2. Make sure you have something to say relevant to the topic—you can agree or disagree with the subject matter, but either way, you must provide substance. Doing so shows other readers that, hey— this chick knows what she’s talking about!
Why you should comment in the first place
I know. Your brain is tired. You’re running this business and possibly holding down a 9-5 on top of that. If you see and click on another link you might go postal. I hear you.
But sometimes all it takes is leaving one great comment on a blog to help you out. Anyone out there want more traffic to their site? That’s what I thought. And leaving a good comment can bring it.

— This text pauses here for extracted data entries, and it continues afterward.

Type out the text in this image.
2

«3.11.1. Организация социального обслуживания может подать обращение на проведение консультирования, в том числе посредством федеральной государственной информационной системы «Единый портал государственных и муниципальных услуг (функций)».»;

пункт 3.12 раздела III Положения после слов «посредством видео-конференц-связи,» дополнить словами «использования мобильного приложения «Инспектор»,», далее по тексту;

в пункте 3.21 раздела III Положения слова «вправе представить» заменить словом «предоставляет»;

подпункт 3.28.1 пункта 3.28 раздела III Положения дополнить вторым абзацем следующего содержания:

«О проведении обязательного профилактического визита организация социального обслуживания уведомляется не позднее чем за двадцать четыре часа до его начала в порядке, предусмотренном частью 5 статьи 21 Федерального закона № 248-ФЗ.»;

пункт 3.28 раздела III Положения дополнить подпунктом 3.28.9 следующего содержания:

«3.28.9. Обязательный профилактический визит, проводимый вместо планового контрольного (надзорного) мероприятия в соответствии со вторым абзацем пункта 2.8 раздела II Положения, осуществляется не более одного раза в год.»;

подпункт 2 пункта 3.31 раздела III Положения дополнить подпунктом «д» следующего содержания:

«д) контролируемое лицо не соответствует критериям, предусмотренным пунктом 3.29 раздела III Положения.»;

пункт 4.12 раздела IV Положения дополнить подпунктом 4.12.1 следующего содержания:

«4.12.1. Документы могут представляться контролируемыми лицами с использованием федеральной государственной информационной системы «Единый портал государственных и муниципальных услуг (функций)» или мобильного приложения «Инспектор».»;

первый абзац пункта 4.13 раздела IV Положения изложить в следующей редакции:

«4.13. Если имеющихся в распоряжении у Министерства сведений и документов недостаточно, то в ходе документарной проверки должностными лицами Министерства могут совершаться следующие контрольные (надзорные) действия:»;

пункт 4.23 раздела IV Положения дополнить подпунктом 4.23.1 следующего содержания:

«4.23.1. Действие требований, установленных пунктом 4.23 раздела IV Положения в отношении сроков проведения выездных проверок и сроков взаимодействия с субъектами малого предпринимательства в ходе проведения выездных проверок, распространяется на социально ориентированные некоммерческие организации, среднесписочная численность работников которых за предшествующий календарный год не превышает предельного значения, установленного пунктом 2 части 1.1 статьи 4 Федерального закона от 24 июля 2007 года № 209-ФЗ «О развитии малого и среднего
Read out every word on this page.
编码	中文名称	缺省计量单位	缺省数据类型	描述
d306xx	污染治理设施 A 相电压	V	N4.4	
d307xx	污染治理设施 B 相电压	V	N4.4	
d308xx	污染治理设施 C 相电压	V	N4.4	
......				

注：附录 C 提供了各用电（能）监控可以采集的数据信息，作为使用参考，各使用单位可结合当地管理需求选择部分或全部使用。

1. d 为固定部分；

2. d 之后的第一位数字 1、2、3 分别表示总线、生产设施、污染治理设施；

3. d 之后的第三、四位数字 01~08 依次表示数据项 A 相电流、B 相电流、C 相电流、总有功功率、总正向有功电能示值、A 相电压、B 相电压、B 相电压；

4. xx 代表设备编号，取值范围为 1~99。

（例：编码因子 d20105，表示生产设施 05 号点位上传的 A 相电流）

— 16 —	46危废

Remember what I said 10 seconds ago showing readers that you know what you’re talking about? When they see that, and think you could be a resource for them, they click on over from the comment to your site. A couple weeks ago I left a comment at Design Sponge on a Biz Ladies post and got over 30 visitors from it in one afternoon.
But right. Time = scarce.
Here’s a solution: pick just 2 blogs where your target market hangs out and try and comment (preferably within one of the first 10 comments) on posts that you can add value to. Check your analytics later to see if the comment drove any traffic to your site.
If not—no sweat. Keep trying. Or pick another blog then lather, rinse repeat.